As part of a class project I’ve been reading the Online-News mailing list and responding to some of the issues and discussion brought up there.
I went ahead and looked up some info on RSS. It seems pretty interesting-details can be found at http://blogs.law.harvard.edu/tech/rss. RSS stands for Really Simple Syndication, a common format for content you want others to be able to pick up through their news sites, blogs, and web applications. It’s a flavor of XML, which allows you to set up different channels and different items within the channel, with some other standard tags like creator and description. It’s nice because it’s an open format, and it seems to be getting pretty big. Like so many other things, there’s a set of dueling specifications for it, though some are backwards compatible with each other which is nice. If more sites keep using it, I’m sure Microsoft will ad their own proprietary version to Office any day now.
One thing that’s interesting about this list is that people use it to announce papers, books, and projects. For example, there’s “The current status and potential development of online news consumption: A structural approach” by An Nguyen at http://www.firstmonday.org/issues/issue8_9/nguyen/index.html, which makes the bland assertion that more news web sites are going up and more people are getting their news from the web. That one was mentioned by someone who had read it; other times the writers themselves make announcements like Robert Berkman, who co-wrote Digital Dilemmas: Ethical Issues for Online Media Professionals. This book likes kind of interesting, just because I’ve read a few journalism ethics books and they usually don’t have much on online journalism. There are some important issues which are particularly pressing online as opposed to print–like reader privacy.

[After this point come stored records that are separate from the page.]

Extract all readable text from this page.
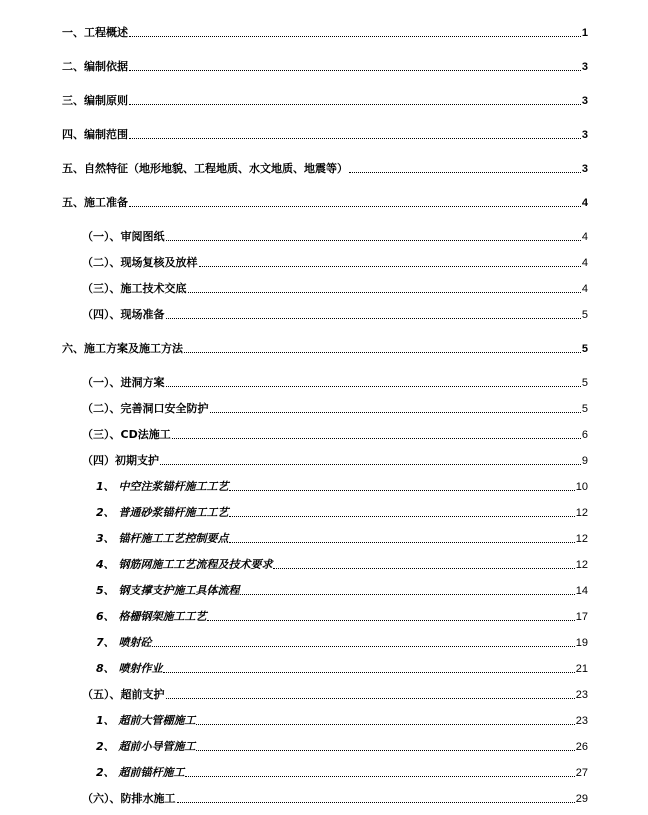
一、工程概述	1
二、编制依据	3
三、编制原则	3
四、编制范围	3
五、自然特征（地形地貌、工程地质、水文地质、地震等）	3
五、施工准备	4
（一）、审阅图纸	4
（二）、现场复核及放样	4
（三）、施工技术交底	4
（四）、现场准备	5
六、施工方案及施工方法	5
（一）、进洞方案	5
（二）、完善洞口安全防护	5
（三）、CD法施工	6
（四）初期支护	9
1、 中空注浆锚杆施工工艺	10
2、 普通砂浆锚杆施工工艺	12
3、 锚杆施工工艺控制要点	12
4、 钢筋网施工工艺流程及技术要求	12
5、 钢支撑支护施工具体流程	14
6、 格栅钢架施工工艺	17
7、 喷射砼	19
8、 喷射作业	21
（五）、超前支护	23
1、 超前大管棚施工	23
2、 超前小导管施工	26
2、 超前锚杆施工	27
（六）、防排水施工	29
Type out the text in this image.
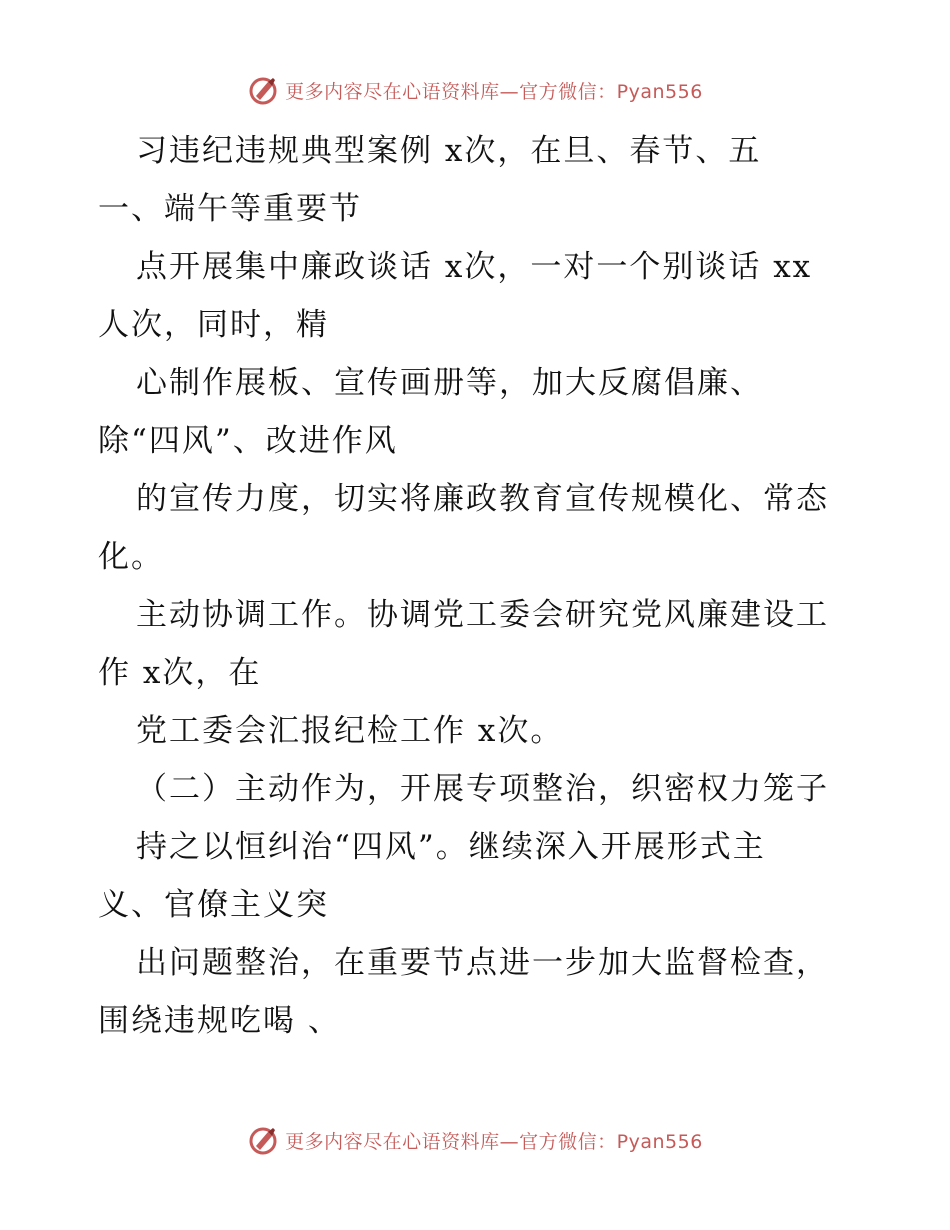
更多内容尽在心语资料库—官方微信：Pyan556
习违纪违规典型案例 x次，在旦、春节、五
一、端午等重要节
点开展集中廉政谈话 x次，一对一个别谈话 xx
人次，同时，精
心制作展板、宣传画册等，加大反腐倡廉、
除“四风”、改进作风
的宣传力度，切实将廉政教育宣传规模化、常态
化。
主动协调工作。协调党工委会研究党风廉建设工
作 x次，在
党工委会汇报纪检工作 x次。
（二）主动作为，开展专项整治，织密权力笼子
持之以恒纠治“四风”。继续深入开展形式主
义、官僚主义突
出问题整治，在重要节点进一步加大监督检查，
围绕违规吃喝 、
更多内容尽在心语资料库—官方微信：Pyan556
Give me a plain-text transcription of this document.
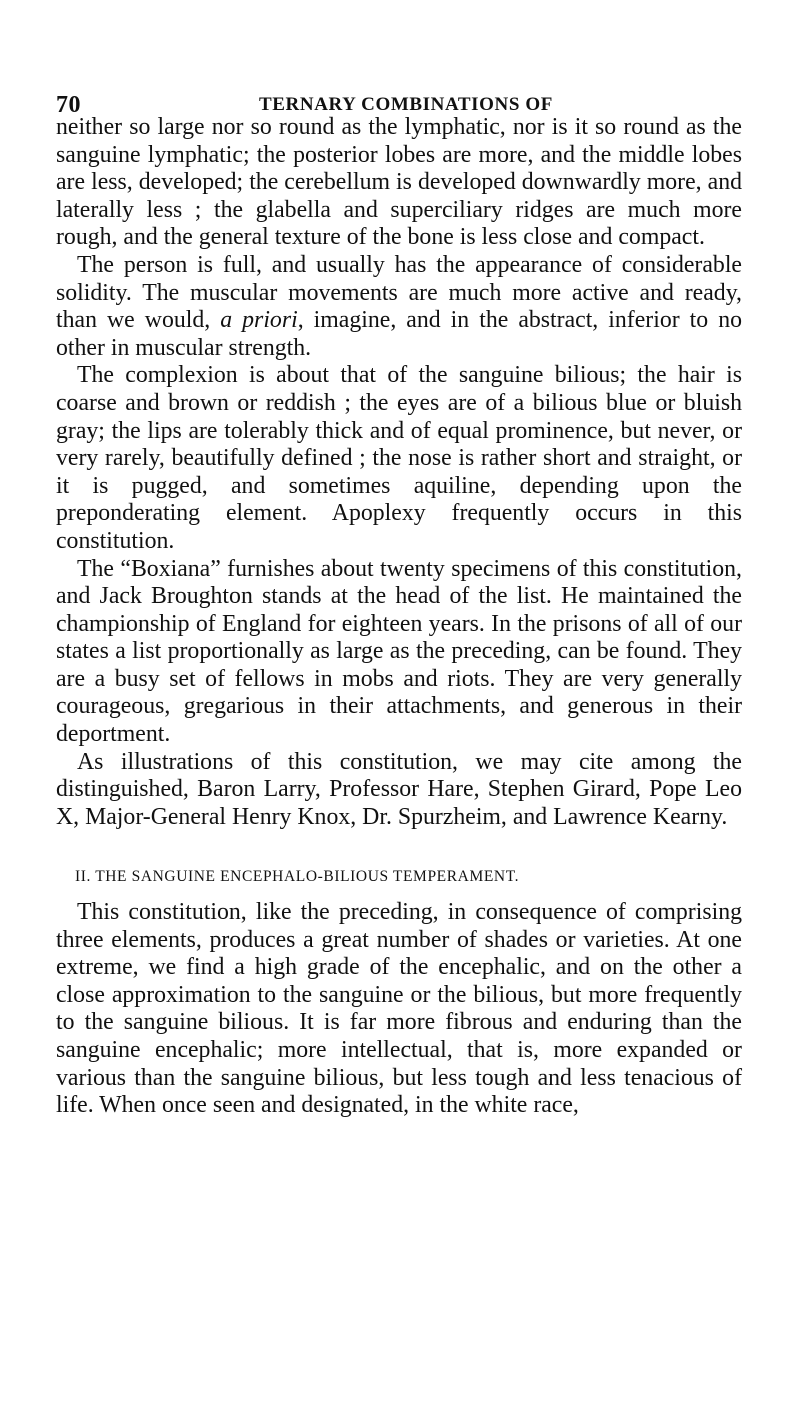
70	TERNARY COMBINATIONS OF

neither so large nor so round as the lymphatic, nor is it so round as the sanguine lymphatic; the posterior lobes are more, and the middle lobes are less, developed; the cerebellum is developed downwardly more, and laterally less ; the glabella and superciliary ridges are much more rough, and the general texture of the bone is less close and compact.

The person is full, and usually has the appearance of considerable solidity. The muscular movements are much more active and ready, than we would, a priori, imagine, and in the abstract, inferior to no other in muscular strength.

The complexion is about that of the sanguine bilious; the hair is coarse and brown or reddish ; the eyes are of a bilious blue or bluish gray; the lips are tolerably thick and of equal prominence, but never, or very rarely, beautifully defined ; the nose is rather short and straight, or it is pugged, and sometimes aquiline, depending upon the preponderating element. Apoplexy frequently occurs in this constitution.

The “Boxiana” furnishes about twenty specimens of this constitution, and Jack Broughton stands at the head of the list. He maintained the championship of England for eighteen years. In the prisons of all of our states a list proportionally as large as the preceding, can be found. They are a busy set of fellows in mobs and riots. They are very generally courageous, gregarious in their attachments, and generous in their deportment.

As illustrations of this constitution, we may cite among the distinguished, Baron Larry, Professor Hare, Stephen Girard, Pope Leo X, Major-General Henry Knox, Dr. Spurzheim, and Lawrence Kearny.

II. THE SANGUINE ENCEPHALO-BILIOUS TEMPERAMENT.

This constitution, like the preceding, in consequence of comprising three elements, produces a great number of shades or varieties. At one extreme, we find a high grade of the encephalic, and on the other a close approximation to the sanguine or the bilious, but more frequently to the sanguine bilious. It is far more fibrous and enduring than the sanguine encephalic; more intellectual, that is, more expanded or various than the sanguine bilious, but less tough and less tenacious of life. When once seen and designated, in the white race,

In other threads, some people have been discussing a poster called “JOE BIALEK” who seems to have appeared out of nowhere to write huge diatribes. The name looked familiar to me and some of the other posters confirmed my suspicion-he’s a troll from Usenet and other forums who tries to start fights. There was an interesting meta-thread about how these sorts of things happen. Another thread was about the use of mobile phone cameras by reporters. The first poster talked about how great it could be, but others quickly added there could be ethical concerns. It might not be a great idea to let your reporter (who’s not a trained news photographer) take insensitive pictures of victims and post them without going through an editor first.